After the baby was born, Belkis Gonzalez, co-owner of the clinic, cut the umbilical cord and put it in a red biohazard bag, the warrant said.

Then ''Gonzalez swept the baby, with her hands, into the same red bag along with the gauze used during the procedure,'' the warrant says.

Detectives have not been able to take a statement from Gonzalez and her attorney, Gregory Iamunno, did not return repeated phone calls from The Miami Herald.

The doctor scheduled to perform the abortion was not in the building when the woman gave birth, nor did anyone present have a healthcare license, Hoague said. The doctor had seen the mother the day before.

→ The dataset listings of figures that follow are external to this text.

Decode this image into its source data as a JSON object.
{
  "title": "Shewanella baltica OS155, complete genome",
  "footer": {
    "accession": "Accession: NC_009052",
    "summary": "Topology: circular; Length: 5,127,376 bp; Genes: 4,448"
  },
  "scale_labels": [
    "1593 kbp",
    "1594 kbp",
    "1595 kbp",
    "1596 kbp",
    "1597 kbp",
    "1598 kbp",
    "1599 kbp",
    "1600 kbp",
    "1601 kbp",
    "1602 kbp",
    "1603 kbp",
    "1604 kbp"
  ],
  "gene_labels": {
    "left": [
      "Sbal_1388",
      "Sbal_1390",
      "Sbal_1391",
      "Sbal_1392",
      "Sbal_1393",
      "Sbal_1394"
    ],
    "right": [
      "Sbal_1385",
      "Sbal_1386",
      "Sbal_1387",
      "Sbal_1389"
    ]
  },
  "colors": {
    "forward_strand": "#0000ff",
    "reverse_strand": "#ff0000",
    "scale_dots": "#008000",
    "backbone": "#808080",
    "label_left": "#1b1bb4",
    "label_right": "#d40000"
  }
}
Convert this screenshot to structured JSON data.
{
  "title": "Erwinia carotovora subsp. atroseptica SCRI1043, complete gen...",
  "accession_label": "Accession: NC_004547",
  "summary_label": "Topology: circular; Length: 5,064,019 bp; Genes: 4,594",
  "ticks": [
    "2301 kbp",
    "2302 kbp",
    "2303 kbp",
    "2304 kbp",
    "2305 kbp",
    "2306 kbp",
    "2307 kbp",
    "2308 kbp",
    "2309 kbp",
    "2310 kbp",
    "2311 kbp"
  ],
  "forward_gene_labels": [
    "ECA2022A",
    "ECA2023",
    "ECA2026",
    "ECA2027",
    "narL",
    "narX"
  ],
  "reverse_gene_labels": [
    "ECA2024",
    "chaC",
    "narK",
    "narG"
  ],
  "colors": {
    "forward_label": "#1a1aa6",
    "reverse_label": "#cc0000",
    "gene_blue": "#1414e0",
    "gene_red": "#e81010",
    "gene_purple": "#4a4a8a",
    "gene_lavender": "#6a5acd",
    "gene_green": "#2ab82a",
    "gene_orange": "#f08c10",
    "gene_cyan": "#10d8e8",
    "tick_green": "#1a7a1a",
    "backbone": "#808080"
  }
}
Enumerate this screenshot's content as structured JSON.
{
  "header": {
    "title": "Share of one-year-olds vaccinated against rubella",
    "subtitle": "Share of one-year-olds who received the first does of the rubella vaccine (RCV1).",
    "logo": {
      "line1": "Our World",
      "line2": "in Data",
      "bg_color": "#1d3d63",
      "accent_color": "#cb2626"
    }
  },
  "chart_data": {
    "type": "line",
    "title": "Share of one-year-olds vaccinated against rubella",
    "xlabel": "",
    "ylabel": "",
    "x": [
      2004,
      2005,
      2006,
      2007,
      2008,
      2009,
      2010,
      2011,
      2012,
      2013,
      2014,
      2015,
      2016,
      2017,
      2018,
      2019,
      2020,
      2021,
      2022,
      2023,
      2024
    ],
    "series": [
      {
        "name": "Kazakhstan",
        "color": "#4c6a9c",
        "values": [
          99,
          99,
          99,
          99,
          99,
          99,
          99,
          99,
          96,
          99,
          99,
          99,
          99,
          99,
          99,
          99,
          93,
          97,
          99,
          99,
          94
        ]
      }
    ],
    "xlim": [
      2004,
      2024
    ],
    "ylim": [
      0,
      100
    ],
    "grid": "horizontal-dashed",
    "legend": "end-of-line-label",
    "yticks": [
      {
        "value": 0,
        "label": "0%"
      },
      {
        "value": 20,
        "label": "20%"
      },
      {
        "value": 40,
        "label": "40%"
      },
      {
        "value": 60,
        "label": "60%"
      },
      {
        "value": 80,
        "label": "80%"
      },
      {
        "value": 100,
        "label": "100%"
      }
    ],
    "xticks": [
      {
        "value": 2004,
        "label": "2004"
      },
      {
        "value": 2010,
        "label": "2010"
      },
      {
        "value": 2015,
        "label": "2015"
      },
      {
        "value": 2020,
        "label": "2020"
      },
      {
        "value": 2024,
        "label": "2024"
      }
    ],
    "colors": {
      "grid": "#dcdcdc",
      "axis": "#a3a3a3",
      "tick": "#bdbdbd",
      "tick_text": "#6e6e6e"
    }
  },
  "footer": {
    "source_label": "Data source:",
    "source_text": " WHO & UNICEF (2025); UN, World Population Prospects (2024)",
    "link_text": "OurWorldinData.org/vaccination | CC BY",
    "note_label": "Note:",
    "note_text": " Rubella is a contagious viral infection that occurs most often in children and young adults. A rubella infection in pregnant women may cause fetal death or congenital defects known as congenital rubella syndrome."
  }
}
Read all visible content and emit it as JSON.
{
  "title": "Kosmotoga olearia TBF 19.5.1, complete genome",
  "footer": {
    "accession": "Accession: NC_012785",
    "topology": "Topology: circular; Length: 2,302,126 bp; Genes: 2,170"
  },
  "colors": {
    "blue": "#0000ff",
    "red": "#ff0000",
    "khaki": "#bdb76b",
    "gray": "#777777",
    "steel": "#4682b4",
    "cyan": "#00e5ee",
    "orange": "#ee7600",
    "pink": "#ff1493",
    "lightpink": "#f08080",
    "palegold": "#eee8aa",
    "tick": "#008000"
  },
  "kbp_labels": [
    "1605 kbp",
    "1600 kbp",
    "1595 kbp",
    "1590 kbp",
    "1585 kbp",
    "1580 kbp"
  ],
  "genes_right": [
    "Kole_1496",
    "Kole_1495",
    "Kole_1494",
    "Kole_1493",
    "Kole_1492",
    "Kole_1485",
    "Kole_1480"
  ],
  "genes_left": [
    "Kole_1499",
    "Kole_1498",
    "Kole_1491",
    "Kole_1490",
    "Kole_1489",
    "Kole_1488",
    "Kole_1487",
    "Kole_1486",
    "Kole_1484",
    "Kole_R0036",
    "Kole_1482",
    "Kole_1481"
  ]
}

State law requires abortion clinics to dispose of a fetus in the same manner clinics and hospitals dispose of other human tissue, using biomedical waste containers and following strict sanitary guidelines.

LEGAL PROBLEMS

The clinic owners have run into legal problems before.

Last year, three people at a Miramar branch of A GYN Diagnostic Center were arrested for practicing medicine without proper licenses. A fourth person, Kieron Nisbet, also accused of practicing medicine without a license, is still a fugitive.

One woman arrested, Joselin Collado, had been providing sonograms and dispensing medication before doctors arrived to perform abortions. She's a licensed dental assistant.

All three arrested in Miramar pleaded guilty to practicing medicine without a license and received probation. Gonzalez and the other co-owner, Siomara Senises, were not charged.

The Hialeah clinic where the baby was found has since surrendered its state license and is closed.

However, the pair runs two other clinics in East Hialeah and North Miami Beach. Both are open.

All three clinics have received complaints in the past.

A spokeswoman for Agency for Health Care Administration said inspectors have visited the East Hialeah clinic and found no violations.

The state Department of Health is investigating the case.